The scourge of narcotic drug production and trafficking is a pressing issue faced by Myanmar, akin to challenges experienced by other nations. The Myanmar government, recognizing the severity of the problem, has consistently seized large volumes of narcotic drugs in fulfilment of its national duty across successive eras.
The roots of the drug problem in Myanmar can be traced back to the colonial era when the British colonialists permitted poppy cultivation and opium use among residents. Despite the government’s immediate post-independence commitment to eradicating narcotic drugs, the issue became entangled with internal armed insurgency, persisting to this day.
The adverse impact of colonialism, particularly under British rule, has left a legacy of armed conflicts, opium abuse, and poppy cultivation. The Opium Act of 1909, enacted by the British colonialists in Myanmar, exacerbated the situation. The Act did not apply uniformly across regions, leading to unequal regulations in states like Kachin, Chin, and Shan. In Shan State, lax regulations allowed individuals to possess up to 292 grammes of opium at maximum, contributing to an increasing number of drug addicts.

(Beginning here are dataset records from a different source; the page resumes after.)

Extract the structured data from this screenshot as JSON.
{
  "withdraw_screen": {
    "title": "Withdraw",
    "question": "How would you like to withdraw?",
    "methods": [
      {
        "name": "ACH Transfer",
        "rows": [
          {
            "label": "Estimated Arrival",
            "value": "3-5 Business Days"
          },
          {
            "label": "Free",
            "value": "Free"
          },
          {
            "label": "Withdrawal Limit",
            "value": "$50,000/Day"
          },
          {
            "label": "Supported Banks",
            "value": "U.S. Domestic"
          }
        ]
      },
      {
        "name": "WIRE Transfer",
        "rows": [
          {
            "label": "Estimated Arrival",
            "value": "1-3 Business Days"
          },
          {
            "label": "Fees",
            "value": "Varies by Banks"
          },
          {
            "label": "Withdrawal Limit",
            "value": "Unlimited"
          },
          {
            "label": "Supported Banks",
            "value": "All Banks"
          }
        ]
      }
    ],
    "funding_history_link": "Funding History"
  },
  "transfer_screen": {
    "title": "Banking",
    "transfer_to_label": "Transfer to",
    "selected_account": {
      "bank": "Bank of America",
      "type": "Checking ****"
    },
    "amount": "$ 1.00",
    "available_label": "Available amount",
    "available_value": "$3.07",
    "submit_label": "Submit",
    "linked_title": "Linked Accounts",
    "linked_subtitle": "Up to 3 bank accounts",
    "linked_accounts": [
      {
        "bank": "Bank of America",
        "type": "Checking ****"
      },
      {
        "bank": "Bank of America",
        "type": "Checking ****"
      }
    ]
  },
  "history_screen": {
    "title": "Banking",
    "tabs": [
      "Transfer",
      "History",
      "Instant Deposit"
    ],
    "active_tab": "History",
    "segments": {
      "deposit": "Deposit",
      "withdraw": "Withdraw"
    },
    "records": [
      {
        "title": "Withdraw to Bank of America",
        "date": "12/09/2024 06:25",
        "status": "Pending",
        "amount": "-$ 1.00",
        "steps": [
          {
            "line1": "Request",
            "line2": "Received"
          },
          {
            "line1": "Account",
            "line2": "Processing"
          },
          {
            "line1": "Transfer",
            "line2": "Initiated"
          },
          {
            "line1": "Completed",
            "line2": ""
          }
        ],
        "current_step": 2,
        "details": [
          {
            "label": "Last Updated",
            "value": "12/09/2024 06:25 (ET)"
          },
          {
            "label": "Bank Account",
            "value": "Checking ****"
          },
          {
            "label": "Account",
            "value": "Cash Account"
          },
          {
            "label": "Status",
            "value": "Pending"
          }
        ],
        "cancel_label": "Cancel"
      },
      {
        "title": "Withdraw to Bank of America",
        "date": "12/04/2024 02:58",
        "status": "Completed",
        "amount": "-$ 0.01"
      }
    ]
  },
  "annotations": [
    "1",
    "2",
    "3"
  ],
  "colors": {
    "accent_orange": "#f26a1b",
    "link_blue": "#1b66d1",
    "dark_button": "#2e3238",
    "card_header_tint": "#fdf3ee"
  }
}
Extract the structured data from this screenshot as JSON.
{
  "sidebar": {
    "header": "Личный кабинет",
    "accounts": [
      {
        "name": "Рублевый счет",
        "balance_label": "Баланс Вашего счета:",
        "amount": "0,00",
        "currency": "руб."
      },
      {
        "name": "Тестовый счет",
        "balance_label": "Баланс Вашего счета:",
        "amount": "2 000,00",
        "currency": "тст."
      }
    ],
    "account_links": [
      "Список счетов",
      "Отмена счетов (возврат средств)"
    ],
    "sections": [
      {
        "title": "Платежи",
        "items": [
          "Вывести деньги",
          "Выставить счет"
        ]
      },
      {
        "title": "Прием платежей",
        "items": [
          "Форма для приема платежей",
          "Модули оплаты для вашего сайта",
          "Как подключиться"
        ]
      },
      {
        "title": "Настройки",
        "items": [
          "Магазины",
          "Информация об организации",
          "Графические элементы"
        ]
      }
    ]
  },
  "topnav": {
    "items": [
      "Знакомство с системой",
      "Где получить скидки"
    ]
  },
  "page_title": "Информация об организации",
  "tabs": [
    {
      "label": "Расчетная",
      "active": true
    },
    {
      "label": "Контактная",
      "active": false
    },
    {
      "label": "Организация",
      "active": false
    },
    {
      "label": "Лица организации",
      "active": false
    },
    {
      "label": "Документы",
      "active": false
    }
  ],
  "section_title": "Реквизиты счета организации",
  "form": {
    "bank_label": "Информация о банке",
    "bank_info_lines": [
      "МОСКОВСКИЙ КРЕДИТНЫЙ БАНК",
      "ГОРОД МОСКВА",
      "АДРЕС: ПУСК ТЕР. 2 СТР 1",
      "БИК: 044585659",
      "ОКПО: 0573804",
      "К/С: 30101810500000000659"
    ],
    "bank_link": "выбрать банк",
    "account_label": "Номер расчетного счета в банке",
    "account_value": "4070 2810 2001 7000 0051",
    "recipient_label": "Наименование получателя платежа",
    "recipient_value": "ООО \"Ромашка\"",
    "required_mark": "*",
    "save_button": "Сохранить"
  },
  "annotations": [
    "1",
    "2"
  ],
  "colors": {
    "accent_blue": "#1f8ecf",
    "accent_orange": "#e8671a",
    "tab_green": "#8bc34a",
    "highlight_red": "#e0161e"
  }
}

The post-independence period witnessed the escalating challenge of drug-related issues, prompting the implementation of effective drug control and prevention measures. Notably, between 1976 and 1988, extensive drug eradication operations were conducted, resulting in significant casualties among Tatmadaw and police members. Concurrently, rehabilitation camps for drug addicts were established to facilitate their recovery and reintegration into families and society.
Myanmar, recognizing the global nature of the drug problem, signed the 1988 United Nations Convention against Illicit Traffic in Narcotic Drugs and Psychotropic Substances in 1991 and the 1971 UN Convention on Psychotropic Substances in 1994. Presently, Myanmar collaborates with neighbouring countries, signing agreements and action plans as part of a collective drug control and eradication effort.
As the government acknowledges the gravity of the situation, it continues to work tirelessly to fulfil its national duty to eradicate narcotic drugs. The commitment extends beyond borders, reflecting Myanmar’s dedication to addressing the global concern of narcotics and securing a drug-free future for its citizens.